The delegates of the United Commercial Travelers
would have understood this next excerpt
from  Meredith Willson's classic musical,
The Music Man.



***




***

"Professor" Harold Hill, of course,
has discretely remained silent
in a back seat of the coach.
He's the one that
"Doesn't Know the Territory!"
and sets out to prove them wrong
in River City, Iowa.







This is my contribution to Sepia Saturday
where dark clouds always have a silvery sepia lining.

http://sepiasaturday.blogspot.com/2018/03/sepia-saturday-410-17-march-2018.html



10 comments:

Kristin said...

That is a big group of glum looking musicians in the clickable big picture.

Molly's Canopy said...

Fascinating post about the UCT and their background. And great job of matching up photos to identify individuals. I am intrigued as well by the red brick building with the cleaved roof. A unique style I've not previously seen. I am also still amazed at how many workplaces organized bands back in the day.

smkelly8 said...

I was surprised to see the musicians with their umbrellas in the rain. Great.

Barbara Rogers said...

Sample cases, traveling salesmen...I wonder how many of them walked neighborhoods and knocked on doors to sell "what." I think my mother bought encyclopedias and the "great books" from one. And I remember the Fuller-brush man coming around regularly. Then there was a many who sold vacuums. Women were in the home all day until the 50s, and these salesmen were invited in. Those days are sure gone. And I really appreciate learning about their organization, as well as the site of their convention.
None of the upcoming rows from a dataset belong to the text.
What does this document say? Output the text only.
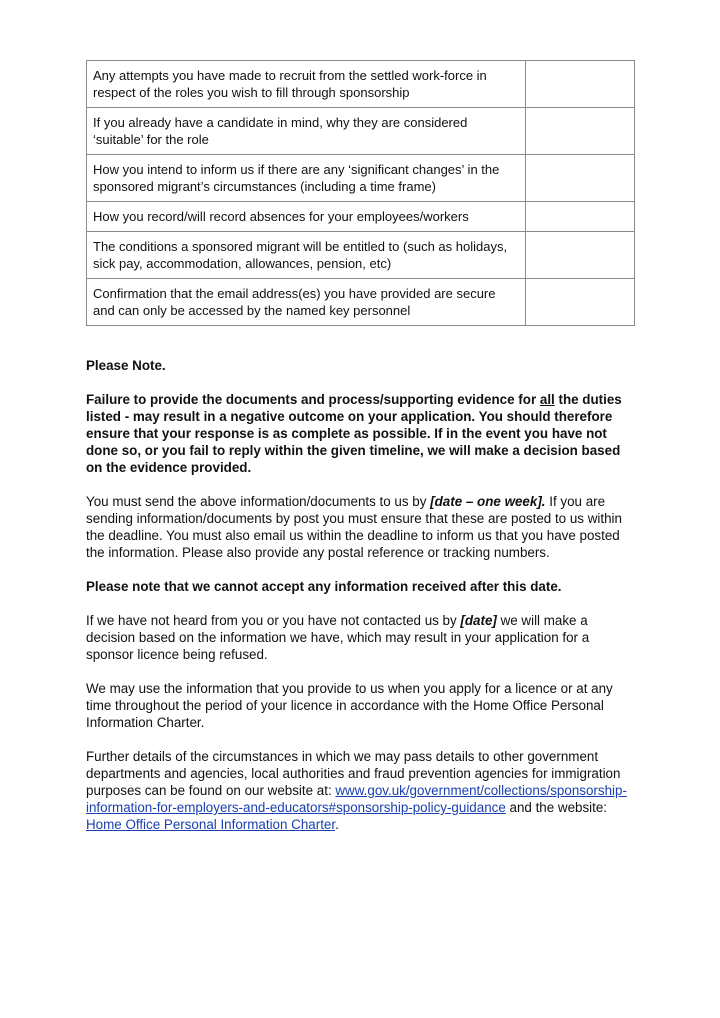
Any attempts you have made to recruit from the settled work-force in respect of the roles you wish to fill through sponsorship	
If you already have a candidate in mind, why they are considered ‘suitable’ for the role	
How you intend to inform us if there are any ‘significant changes’ in the sponsored migrant’s circumstances (including a time frame)	
How you record/will record absences for your employees/workers	
The conditions a sponsored migrant will be entitled to (such as holidays, sick pay, accommodation, allowances, pension, etc)	
Confirmation that the email address(es) you have provided are secure and can only be accessed by the named key personnel	

Please Note.

Failure to provide the documents and process/supporting evidence for all the duties listed - may result in a negative outcome on your application. You should therefore ensure that your response is as complete as possible. If in the event you have not done so, or you fail to reply within the given timeline, we will make a decision based on the evidence provided.

You must send the above information/documents to us by [date – one week]. If you are sending information/documents by post you must ensure that these are posted to us within the deadline. You must also email us within the deadline to inform us that you have posted the information. Please also provide any postal reference or tracking numbers.

Please note that we cannot accept any information received after this date.

If we have not heard from you or you have not contacted us by [date] we will make a decision based on the information we have, which may result in your application for a sponsor licence being refused.

We may use the information that you provide to us when you apply for a licence or at any time throughout the period of your licence in accordance with the Home Office Personal Information Charter.

Further details of the circumstances in which we may pass details to other government departments and agencies, local authorities and fraud prevention agencies for immigration purposes can be found on our website at: www.gov.uk/government/collections/sponsorship-information-for-employers-and-educators#sponsorship-policy-guidance and the website: Home Office Personal Information Charter.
Helen Killeen Bauch McHargue said...

When I was a kid, I remember all kinds of salesmen coming to the door
including the door-to-door photographers. My mother went door to
door picking up and delivering dry cleaning-a short lived but lively
career which she dropped in order to teach tap dancing. Temperance
was an important part of many organizations in those days. I
guess a pledge was the first step toward the development of AA.
Great post!!

La Nightingail said...

As usual, an interesting and informative post! And thanks for including a video of the opening number from "The Music Man". Fun! But what really caught my attention was the article alongside the one about the UCT Convention in Durham - the one about the Americans caught in the middle of the Mexican Revolution needing help to get out. I hadn't realized so many Americans were in Mexico when the trouble began until I Googled information about the situation. I knew about the revolution of course but wasn't aware so many Americans were caught inside the country when it went to war with itself.

21 Wits said...

Come rain or shine there's music to play and singing to hear! Wonderful collection of hats as well, especially the brimless! The Music Man was something from my sister's record collection it was wonderful to listen to. Very informative post.

Jofeath said...

A wonderful and informative post, as always, and I love that musical clip, altogether perfect for your blog. By the way, many thanks for the unicycling link, to which I’ve replied on my blog. Absolutely amazing!

Wendy said...

If only Willie Loman had had such a support group as the UCT!

tony said...

Blimey! Who knew?
I always thought Commercial Travellers ( the British species at least) were the archetypal solitary Loners
It's kinda life-affirming to know they were such a social bunch ( they do lose a few points in my estimation for wanting to be teetotal & masonic,but hey-hoy,ce la vie!)